In Linux (Sunbird is probably no longer available from any software centers, so we will have to do it manually. I will follow this guide with a few tweaks based on my own experience):

  • Install the package libstdc++5, e.g. through a software center.

  • Change the name of the profile folder you created in OS X, say to SharedPartition/SunbirdProfileFolder_MovedAside. Create a new folder called SharedPartition/SunbirdProfileFolder

  • Download a tarball for Sunbird 0.9. Best search the web for "Download sunbird-0.9.en-US.linux-i686.tar.gz"

    • If you have a 64-bit processor, either look for a 64-bit tarball or install the package ia32-libs, e.g. through a software center.
  • Open a terminal. Every time, type the given command. When in doubt, use man theUsedCommand for more info on what you're doing.

    • sudo bash This gives you root permission (including the permission to mess up your system entirely).

    • cp -t /usr/lib ~/Downloads/sunbird-0.9.en-US.linux-i686.tar.gz (Replace ~/Downloads with the path to your download folder.) This copies the tarball to /usr/lib.

    • cd /usr/lib to go there yourself.

    • tar -xvf sunbird-0.9.en-US.linux-i686.tar.gz to unpack the tarball. A folder /usr/lib/sunbird is created.

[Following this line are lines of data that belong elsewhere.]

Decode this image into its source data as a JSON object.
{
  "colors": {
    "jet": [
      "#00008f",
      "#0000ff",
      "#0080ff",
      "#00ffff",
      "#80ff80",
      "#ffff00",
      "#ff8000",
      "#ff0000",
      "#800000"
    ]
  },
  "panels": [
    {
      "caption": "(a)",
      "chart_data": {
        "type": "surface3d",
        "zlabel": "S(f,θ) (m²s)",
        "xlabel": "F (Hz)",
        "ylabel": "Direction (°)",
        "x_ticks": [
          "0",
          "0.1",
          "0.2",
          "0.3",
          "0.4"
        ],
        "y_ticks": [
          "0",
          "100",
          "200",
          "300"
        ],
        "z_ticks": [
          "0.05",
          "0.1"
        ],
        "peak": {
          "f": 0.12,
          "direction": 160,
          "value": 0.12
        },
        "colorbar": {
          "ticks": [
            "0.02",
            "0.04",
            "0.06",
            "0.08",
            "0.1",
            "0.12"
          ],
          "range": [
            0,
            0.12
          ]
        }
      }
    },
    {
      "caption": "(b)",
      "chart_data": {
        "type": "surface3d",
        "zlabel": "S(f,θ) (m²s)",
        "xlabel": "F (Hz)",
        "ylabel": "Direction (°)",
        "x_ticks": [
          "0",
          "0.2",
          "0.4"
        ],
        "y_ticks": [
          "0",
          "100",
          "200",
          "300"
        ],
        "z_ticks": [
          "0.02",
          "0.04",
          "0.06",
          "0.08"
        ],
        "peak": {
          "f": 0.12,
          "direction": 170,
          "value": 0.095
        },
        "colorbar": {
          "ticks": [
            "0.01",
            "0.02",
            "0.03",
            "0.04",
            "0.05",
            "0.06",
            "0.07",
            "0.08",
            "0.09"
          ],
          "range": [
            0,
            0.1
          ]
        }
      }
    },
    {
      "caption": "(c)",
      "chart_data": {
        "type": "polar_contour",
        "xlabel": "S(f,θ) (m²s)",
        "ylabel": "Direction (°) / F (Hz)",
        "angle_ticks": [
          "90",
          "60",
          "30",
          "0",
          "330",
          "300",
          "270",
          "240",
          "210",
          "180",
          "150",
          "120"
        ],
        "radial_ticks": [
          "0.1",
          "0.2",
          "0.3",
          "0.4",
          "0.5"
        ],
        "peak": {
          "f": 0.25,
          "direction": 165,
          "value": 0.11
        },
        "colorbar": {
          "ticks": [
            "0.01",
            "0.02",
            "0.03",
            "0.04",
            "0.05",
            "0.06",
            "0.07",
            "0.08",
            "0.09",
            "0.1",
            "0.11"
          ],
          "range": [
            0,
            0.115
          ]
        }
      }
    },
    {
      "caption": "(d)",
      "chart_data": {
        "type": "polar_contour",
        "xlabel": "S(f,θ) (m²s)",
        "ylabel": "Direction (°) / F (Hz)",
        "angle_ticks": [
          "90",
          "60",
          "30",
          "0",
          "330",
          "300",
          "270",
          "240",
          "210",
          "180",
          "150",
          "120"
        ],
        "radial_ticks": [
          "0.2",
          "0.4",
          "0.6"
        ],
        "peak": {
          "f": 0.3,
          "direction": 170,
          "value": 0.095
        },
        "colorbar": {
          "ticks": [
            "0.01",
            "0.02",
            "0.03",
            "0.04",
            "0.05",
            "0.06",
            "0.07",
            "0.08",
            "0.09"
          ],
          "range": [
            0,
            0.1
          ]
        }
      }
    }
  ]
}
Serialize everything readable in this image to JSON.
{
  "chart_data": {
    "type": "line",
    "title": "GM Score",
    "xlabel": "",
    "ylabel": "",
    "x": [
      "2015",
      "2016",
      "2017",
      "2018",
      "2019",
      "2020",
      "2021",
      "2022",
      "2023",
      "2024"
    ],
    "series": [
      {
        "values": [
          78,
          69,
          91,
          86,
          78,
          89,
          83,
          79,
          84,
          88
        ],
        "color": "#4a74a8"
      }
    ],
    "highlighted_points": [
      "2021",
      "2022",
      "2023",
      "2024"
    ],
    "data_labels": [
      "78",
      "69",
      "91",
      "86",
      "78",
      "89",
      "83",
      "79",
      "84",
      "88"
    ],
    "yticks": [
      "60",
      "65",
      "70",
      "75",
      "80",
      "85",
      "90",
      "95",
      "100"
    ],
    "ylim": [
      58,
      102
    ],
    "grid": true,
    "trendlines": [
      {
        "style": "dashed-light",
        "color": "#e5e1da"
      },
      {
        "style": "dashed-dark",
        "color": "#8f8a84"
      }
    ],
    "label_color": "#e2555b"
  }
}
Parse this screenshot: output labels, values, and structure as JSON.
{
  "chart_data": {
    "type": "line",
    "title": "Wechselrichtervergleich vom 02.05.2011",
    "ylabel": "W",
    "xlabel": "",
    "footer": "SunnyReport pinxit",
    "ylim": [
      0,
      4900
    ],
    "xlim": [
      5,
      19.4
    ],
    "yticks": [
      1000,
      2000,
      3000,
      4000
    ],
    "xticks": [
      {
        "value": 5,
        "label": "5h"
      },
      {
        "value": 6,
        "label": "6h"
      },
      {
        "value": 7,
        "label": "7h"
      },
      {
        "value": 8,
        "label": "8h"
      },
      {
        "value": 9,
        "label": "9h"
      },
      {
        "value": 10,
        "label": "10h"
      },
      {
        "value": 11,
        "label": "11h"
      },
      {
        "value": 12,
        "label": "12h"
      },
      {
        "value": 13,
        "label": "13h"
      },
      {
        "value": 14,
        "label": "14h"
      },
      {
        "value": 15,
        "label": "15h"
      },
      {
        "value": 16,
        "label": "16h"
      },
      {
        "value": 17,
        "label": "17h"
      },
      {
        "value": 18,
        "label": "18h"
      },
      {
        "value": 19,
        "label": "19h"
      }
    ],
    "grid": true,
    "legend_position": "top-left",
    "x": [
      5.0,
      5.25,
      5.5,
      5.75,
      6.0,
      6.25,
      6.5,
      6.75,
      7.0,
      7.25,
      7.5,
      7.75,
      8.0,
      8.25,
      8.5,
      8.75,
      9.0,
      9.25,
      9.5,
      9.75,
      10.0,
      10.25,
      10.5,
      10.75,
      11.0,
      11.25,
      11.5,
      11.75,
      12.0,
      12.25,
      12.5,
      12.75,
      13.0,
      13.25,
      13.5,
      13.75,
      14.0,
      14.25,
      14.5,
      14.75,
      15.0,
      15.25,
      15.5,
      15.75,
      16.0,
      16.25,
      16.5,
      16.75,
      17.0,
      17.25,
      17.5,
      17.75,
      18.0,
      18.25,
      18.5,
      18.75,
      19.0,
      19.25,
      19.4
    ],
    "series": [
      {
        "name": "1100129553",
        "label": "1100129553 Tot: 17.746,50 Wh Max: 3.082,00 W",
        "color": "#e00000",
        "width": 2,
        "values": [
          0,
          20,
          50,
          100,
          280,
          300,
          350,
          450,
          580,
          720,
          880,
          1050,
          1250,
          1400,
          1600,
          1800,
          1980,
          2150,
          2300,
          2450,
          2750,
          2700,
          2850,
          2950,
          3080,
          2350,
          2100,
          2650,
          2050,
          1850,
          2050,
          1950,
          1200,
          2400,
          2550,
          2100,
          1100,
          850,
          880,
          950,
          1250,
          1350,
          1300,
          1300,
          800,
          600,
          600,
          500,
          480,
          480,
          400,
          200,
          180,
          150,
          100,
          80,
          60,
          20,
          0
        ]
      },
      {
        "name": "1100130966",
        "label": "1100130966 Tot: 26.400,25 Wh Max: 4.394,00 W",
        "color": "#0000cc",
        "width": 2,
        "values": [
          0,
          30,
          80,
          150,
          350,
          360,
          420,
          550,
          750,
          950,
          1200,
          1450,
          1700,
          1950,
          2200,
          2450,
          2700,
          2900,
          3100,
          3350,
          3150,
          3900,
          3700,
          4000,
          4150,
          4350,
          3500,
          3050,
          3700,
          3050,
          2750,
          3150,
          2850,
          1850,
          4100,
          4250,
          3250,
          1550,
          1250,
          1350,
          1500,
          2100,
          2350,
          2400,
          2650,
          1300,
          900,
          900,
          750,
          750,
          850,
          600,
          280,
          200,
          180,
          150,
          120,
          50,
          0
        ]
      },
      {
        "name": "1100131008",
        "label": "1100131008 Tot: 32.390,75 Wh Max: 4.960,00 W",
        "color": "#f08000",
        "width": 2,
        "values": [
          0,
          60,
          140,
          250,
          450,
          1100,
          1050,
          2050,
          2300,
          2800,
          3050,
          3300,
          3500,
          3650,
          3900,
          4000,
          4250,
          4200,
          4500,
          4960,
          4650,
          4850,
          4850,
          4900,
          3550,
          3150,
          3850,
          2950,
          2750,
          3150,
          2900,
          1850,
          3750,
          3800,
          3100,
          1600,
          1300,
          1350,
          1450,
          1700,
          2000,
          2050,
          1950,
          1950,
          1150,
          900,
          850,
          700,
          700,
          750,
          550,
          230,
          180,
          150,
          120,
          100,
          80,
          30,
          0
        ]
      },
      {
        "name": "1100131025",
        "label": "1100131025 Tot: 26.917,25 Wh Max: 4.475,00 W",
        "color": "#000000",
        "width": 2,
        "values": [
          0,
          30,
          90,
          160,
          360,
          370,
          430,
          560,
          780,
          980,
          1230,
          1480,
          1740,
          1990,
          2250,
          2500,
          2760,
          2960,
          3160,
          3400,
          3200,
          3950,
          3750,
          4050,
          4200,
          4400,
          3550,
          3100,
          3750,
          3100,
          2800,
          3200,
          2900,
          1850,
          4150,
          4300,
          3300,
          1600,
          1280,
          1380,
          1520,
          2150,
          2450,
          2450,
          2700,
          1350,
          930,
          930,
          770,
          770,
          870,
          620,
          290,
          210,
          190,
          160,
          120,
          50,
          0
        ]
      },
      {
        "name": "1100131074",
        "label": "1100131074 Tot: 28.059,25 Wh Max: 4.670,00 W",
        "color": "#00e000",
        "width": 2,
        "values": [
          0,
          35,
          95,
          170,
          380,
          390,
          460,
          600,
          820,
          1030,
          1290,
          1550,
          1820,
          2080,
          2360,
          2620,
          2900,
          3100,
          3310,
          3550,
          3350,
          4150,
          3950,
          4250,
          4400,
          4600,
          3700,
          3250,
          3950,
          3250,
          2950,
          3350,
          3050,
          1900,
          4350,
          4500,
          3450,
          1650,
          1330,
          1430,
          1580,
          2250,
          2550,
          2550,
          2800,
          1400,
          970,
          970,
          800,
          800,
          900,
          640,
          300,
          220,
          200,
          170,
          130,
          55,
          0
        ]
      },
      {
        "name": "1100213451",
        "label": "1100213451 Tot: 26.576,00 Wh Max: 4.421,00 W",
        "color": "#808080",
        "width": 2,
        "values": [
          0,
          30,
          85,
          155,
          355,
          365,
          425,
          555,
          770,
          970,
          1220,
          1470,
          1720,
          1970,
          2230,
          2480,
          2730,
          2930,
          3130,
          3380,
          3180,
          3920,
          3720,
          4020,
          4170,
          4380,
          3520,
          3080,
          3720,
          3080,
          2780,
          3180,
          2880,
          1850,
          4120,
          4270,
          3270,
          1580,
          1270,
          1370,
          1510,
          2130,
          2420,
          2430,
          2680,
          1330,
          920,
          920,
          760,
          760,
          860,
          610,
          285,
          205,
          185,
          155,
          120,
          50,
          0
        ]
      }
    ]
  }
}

    • chown -R root:root /usr/lib/sunbird/ to set the owner of this folder to root.

    • gedit /usr/bin/sunbird This opens a text editor showing an empty file. Paste

      #!/bin/sh
      cd /usr/lib/sunbird/
      ./sunbird
      

      Save and close.

    • chmod +x /usr/bin/sunbird Make the file executable.

    • gedit /usr/share/applications/sunbird.desktop This opens another empty file in a text editor. Paste

      [Desktop Entry]
      Name=Sunbird
      Comment=Calendar Application
      Exec=sunbird
      Icon=/usr/lib/sunbird/chrome/icons/default/default.xpm
      Terminal=false
      Type=Application
      Categories=Application;Office;
      

      Save and close.

    • exit Ends root permissions. Close and reopen the terminal.

    • which sunbird This tells you where Sunbird is located. It should answer /usr/bin/sunbird

    • /usr/lib/sunbird/sunbird -P This launches the Sunbird profile manager.

      • Click "Create Profile...", then "Next" to get past the info screen.

      • Give the profile a name of your choice.

      • Click "Choose Folder..." and pick the original SharedPartition/SunbirdProfileFolder, not the renamed one.

      • Click "Finish". Select the new profile, and click "Start Sunbird" to make sure the new profile is set to default. You can quit Sunbird right away.

  • Erase the folder SharedPartition/SunbirdProfileFolder which now contains a new profile; rename SharedPartition/SunbirdProfileFolder_MovedAside to SharedPartition/SunbirdProfileFolder. You now have Sunbird on Mac OS X and Linux, sharing the same profile, including calendars, settings etc.

If you're on Ubuntu, you can go to /usr/share/applicatons in the file browser and drag the Sunbird icon into the launcher.